Microalgal biotechnology is still in its infancy, but an EU-funded initiative has made significant advances in engineering algal strains for use in high-performance photobioreactors.

Industrial Technologies

The aim of the 'Towards a better sunlight to biomass conversion efficiency in microalgae' (SUNBIOPATH) project was to improve the biomass yield of Chlamydomonas reinhardtii and Dunaliella salina, two species of green microalgae. Researchers investigated the photochemistry and sunlight capture process in light-harvesting complexes (Lhcs) present in the chloroplasts of these algae. Biochemical pathways and signalling mechanisms that influence ATP synthesis in the algal cell were also investigated. A scale-up approach was used to assess optimal growth and photoconversion efficiency of selected mutant microalgal strains in photobioreactors of different sizes (up to 250 litres). Biomethane production, reduction in carbon dioxide (CO2) emission and biomass yields were some of the parameters used for benchmarking performance. Project partners set up a micro-spectrophotometer with computer-assisted detection of photosynthetic mutants.
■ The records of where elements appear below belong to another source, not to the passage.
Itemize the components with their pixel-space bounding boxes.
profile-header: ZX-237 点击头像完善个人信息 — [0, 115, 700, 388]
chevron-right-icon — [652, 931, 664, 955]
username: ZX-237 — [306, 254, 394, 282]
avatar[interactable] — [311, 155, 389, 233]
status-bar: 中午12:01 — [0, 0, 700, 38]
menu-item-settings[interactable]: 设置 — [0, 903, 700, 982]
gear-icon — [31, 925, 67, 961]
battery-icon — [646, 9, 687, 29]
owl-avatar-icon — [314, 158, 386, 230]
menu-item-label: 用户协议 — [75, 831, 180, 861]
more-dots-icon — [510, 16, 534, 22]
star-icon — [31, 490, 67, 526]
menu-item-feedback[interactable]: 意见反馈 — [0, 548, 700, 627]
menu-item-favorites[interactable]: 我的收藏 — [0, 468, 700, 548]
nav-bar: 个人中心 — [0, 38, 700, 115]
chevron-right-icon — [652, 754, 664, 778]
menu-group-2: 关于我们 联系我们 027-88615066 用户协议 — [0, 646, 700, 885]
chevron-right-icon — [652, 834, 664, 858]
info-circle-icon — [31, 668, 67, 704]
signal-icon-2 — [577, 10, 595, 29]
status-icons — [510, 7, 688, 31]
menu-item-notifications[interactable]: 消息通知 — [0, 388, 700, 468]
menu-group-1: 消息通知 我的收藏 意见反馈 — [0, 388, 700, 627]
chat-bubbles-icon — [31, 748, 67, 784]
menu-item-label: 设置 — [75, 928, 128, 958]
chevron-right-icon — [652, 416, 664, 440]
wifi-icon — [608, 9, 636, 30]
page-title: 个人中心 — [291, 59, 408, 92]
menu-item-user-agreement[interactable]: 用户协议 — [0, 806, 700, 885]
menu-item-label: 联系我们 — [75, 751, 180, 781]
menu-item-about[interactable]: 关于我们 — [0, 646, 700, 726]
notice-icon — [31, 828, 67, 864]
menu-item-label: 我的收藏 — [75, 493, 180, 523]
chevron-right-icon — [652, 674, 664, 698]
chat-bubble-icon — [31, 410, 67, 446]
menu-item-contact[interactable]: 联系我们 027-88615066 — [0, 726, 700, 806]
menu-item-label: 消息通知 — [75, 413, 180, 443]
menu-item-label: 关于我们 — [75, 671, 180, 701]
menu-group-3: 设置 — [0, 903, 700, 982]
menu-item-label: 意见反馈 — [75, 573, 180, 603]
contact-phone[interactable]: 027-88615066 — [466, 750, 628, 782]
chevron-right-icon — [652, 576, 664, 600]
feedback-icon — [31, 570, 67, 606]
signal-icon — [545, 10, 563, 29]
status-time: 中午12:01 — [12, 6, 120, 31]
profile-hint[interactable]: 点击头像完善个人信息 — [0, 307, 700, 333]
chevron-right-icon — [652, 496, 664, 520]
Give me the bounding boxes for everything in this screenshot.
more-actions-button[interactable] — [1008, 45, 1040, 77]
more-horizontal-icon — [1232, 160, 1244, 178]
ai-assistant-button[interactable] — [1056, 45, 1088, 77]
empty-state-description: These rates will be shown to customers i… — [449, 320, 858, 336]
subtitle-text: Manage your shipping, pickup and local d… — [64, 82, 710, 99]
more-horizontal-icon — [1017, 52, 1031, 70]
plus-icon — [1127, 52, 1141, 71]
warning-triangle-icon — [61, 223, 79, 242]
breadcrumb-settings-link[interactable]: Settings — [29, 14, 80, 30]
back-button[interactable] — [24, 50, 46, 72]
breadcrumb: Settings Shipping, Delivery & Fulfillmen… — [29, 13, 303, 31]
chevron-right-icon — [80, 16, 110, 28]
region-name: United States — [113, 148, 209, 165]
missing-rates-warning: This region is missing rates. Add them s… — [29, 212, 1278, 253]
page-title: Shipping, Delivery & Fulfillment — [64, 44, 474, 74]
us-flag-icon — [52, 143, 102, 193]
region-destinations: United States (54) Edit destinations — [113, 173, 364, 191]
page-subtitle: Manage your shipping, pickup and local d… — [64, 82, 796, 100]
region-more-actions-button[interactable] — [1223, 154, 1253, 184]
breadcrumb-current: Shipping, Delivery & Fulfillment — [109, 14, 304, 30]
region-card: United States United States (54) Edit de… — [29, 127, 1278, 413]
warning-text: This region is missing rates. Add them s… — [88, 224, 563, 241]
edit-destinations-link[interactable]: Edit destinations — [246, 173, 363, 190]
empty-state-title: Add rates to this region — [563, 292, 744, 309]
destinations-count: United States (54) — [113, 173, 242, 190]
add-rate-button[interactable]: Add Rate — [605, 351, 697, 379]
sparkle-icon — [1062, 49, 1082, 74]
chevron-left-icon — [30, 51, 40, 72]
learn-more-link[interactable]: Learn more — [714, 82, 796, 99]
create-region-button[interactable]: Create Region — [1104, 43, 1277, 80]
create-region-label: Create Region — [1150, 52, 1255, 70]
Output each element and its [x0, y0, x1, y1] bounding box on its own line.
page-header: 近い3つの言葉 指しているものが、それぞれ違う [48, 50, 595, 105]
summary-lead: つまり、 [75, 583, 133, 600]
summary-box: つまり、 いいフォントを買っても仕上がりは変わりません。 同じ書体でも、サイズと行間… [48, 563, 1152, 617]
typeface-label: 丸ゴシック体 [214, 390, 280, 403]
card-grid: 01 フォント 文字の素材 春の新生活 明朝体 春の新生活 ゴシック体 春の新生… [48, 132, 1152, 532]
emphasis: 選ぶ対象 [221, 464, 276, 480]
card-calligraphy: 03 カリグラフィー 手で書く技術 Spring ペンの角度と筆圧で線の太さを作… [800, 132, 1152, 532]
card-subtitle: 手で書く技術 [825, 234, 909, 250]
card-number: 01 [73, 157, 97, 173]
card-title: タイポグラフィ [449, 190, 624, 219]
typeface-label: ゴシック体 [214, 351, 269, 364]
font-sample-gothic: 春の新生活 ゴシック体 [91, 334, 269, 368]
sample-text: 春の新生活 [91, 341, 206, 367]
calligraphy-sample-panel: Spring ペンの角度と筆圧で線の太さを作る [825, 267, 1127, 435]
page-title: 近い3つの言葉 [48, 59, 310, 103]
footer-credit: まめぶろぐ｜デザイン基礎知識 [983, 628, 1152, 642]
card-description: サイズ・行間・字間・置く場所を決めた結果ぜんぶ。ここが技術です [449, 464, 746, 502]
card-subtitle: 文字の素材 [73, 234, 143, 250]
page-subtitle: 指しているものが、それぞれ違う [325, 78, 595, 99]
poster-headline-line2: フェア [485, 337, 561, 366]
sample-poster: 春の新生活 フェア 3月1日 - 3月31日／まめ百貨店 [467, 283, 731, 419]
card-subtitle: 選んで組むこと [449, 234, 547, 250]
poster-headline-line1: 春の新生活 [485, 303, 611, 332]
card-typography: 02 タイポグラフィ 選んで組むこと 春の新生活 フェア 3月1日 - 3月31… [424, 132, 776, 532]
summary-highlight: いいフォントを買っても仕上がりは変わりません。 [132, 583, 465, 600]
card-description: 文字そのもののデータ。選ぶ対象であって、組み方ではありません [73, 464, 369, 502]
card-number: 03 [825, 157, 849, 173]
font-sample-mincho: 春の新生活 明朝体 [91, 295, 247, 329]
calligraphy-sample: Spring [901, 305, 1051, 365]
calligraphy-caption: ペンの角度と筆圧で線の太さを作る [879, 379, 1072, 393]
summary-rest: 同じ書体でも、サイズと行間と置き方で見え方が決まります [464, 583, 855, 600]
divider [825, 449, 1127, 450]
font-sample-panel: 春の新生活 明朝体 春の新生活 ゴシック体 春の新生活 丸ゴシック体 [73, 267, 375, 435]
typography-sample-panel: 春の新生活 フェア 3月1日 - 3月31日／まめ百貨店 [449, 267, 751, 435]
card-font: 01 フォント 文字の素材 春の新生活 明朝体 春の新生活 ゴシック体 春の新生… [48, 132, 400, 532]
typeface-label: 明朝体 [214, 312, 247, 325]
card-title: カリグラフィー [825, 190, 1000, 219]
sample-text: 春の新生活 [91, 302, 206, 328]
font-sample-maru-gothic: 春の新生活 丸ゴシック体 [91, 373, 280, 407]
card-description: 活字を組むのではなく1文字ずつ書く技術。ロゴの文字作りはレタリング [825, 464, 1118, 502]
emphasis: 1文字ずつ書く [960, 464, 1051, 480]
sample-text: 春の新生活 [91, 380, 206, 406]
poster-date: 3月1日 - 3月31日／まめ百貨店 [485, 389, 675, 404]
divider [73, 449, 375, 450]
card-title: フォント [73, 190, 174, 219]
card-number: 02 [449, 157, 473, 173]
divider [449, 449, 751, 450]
This was used to screen over 10 000 transformants, which are cells that can express genes from introduced DNA. Out of four relevant mutants isolated, one affected the PTOX2 gene encoding plastoquinol oxidase, an enzyme that influences photosynthetic fitness. The other three mutants affected the light-harvesting antennae. Their analysis reveals that engineering cells with smaller light-harvesting antennae could permit light penetration deeper into the layers of photobioreactors, thereby increasing photosynthetic efficiency. To bring these advantages into action, a wave-surface-reactor was developed, which maximizes the growth of the antenna-reduced mutants. In the antennae, the Lhc protein, which binds pigments such as chlorophyll and carotenoids, were characterised and two factors (Nab1 and Cas protein) controlling their expression were investigated. These findings grant new insights into the regulation of the light response of the microalgae C. reinhardtii. Project partners also identified six rate-limiting enzymes for CO2 fixation during photosynthesis in the chloroplast. A vector for direct expression of one of these enzymes was designed with the aim of enhancing CO2 fixation. The SUNBIOPATH project will help provide new solutions for the valorisation of microalgal biomass, thanks to the genetic engineering of chloroplast and biomethane production. Furthermore, the development of microalgal biofuels will help reduce dependency on fossil fuels and reduce greenhouse gas emissions.